Flaga zjednoczonej Korei wywołała protesty ze strony japońskiego rządu. Umieszczono na niej wyspy, które od lat są kością niezgody między obiema stronami.

Marcin Górczyński
Marcin Górczyński
wioska olimpijska PAP / Grzegorz Momot / Na zdjęciu: wioska olimpijska
Koreańczycy z północy i południa wyjdą na ceremonię otwarcia pod wspólną flagą. To wydarzenie bez precedensu, kolejny krok do zjednoczenia państwa. W kobiecym turnieju hokejowym wystąpi nawet jedna koreańska reprezentacja.

Pojednaniu towarzyszą jednak kontrowersje. I to nie ze strony samych zainteresowanych. Flaga przedstawia niebieski Półwysep Koreański na białym tle. Nie byłoby w tym nic dziwnego, gdyby nie jeden szkopuł. Według Japończyków, znalazł się tam obiekt, nie należący do Korei. Chodzi o niewielką kropkę na Morzu Japońskim - wyspy od lat będące przedmiotem sporu. Dokdo, bądź jak wolą politycy z Kraju Kwitnącej Wiśni - Takeshima.

W 1952 roku Koreańczycy z południa zajęli wysepki, ustanowili tam straż przybrzeżną. Czemu w ogóle obu stronom tak zależy na tym mikroskopijnym skalistym obszarze? Okolica sprzyja połowowi ryb i owoców morza. Ponoć znajdują się tam złoża gazu ziemnego. Druga sprawa - to kwestia polityczna. Jeśli Japończycy bez żalu oddaliby terytorium, to raczej nie pomogłoby im to w innych konfliktach, jak chociażby o Kuryle z Rosjanami. Nie przepuszczą zatem żadnej okazji, by wbić szpilę. Co jakiś czas spór odżywa. I tak od ponad pół wieku.

Jakby mało paradoksów, to na wyspie - oficjalnie rezerwacie przyrody - żyją... dwie osoby - małżeństwo. Reszta to dwóch urzędników państwowych, sześciu zarządców latarni morskiej i 40 członków straży przybrzeżnej.
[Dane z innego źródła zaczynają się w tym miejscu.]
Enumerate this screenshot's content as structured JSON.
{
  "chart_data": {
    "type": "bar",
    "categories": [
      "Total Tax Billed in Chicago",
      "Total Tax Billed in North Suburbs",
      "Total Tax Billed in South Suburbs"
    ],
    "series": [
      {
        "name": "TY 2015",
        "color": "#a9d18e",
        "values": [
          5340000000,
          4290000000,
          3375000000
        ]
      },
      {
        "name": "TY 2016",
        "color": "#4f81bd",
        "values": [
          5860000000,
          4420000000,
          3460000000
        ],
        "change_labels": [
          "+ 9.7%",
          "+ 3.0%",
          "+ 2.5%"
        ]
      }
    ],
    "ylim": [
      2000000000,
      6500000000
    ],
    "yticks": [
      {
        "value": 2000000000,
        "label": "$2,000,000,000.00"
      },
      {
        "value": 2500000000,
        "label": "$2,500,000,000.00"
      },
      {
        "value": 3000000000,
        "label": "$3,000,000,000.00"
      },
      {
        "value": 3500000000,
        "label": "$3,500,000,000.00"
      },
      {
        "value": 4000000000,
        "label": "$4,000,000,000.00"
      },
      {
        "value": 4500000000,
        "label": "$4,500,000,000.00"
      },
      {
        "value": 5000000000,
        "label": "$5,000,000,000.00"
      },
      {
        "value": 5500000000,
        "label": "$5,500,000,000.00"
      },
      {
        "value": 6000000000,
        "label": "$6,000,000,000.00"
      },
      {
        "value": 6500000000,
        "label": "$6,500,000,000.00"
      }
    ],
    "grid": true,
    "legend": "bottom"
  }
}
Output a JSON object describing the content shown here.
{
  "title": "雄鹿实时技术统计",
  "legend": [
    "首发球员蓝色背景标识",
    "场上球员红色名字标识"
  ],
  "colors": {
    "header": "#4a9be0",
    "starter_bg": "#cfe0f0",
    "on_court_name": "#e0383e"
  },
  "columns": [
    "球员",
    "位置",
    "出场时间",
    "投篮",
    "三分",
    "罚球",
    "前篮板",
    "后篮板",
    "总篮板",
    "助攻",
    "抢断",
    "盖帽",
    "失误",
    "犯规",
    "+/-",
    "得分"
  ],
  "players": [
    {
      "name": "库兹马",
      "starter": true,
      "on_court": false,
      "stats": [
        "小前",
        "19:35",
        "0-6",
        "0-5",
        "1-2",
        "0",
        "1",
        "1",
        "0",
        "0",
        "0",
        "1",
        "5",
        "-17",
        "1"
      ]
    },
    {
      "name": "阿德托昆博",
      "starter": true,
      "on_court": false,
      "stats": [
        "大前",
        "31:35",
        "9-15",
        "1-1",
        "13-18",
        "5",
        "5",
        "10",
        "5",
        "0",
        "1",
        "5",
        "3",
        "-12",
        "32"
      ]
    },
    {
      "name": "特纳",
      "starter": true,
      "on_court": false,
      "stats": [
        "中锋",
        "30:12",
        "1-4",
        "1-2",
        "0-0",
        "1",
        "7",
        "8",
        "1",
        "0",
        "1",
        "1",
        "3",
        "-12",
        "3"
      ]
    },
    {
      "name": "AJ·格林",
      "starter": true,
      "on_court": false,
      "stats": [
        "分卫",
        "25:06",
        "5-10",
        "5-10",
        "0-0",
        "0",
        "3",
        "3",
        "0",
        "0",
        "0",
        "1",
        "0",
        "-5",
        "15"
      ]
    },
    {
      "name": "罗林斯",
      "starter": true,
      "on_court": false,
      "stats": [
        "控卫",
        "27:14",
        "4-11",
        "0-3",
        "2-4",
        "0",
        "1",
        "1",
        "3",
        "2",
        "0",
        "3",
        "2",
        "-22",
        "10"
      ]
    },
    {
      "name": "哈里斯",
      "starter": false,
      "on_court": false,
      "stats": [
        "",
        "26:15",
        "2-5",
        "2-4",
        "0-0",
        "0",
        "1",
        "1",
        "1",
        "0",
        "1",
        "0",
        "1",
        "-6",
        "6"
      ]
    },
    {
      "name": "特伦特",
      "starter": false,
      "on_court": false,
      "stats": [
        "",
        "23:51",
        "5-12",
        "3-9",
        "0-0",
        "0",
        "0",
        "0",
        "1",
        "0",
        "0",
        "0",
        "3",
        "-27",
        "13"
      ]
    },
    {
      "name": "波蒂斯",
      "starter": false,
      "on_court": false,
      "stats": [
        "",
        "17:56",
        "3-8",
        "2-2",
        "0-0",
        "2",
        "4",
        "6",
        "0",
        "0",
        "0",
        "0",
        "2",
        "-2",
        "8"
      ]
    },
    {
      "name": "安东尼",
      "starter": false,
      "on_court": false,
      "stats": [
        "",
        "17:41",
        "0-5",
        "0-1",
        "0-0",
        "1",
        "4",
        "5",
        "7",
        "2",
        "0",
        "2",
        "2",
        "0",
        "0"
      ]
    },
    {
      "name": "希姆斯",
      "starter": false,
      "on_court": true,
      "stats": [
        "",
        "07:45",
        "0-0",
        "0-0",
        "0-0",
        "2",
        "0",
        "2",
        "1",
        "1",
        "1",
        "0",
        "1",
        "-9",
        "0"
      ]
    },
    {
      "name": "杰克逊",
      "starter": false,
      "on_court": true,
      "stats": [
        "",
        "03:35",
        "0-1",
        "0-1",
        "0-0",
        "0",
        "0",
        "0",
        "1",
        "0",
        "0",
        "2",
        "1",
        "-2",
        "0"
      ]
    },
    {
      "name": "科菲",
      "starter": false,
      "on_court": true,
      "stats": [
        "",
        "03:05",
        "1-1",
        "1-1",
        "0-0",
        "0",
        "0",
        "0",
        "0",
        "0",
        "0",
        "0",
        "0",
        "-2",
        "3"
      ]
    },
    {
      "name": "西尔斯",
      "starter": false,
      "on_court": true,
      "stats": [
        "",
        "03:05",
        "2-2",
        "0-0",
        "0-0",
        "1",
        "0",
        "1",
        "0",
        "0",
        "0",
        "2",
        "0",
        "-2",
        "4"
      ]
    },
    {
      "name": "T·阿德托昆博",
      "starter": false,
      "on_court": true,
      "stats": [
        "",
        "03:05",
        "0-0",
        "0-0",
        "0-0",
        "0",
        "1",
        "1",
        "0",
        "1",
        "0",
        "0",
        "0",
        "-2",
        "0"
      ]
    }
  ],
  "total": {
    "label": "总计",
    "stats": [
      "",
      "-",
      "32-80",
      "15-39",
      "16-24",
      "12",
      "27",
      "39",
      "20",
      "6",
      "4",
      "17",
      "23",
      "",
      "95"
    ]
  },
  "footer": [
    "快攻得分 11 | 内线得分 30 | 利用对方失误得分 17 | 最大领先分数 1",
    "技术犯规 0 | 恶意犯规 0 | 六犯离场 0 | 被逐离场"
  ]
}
Ruch generują wycieczki Koreańczyków ze wzniosłymi hasłami obrony Dokdo, które pojawiają się tam ledwie na kilkanaście minut.

ZOBACZ WIDEO Apoloniusz Tajner: Kadra skoczków jest silniejsza niż w Soczi

Sprawa wydaje się absurdalna. Japończycy od razu wychwycili z pozoru mało istotny szczegół. - Flaga jest niedopuszczalna, biorąc pod uwagę nasze stanowisko w sprawie suwerenności Takeshimy - stwierdził rzecznik rządu. Oficjalny protest wylądował na biurku w ambasadzie.

Koreańczycy nie zamierzali brnąć w temat i dla świętego spokoju zapewnili, że reprezentacja wyjdzie z flagą bez spornego obszaru. Decyzję ogłosiło już ministerstwo spraw zagranicznych. Argumentowano ją szacunkiem dla zaleceniami Międzynarodowego Komitetu Olimpijskiego, aby nie upolityczniać wydarzeń sportowych.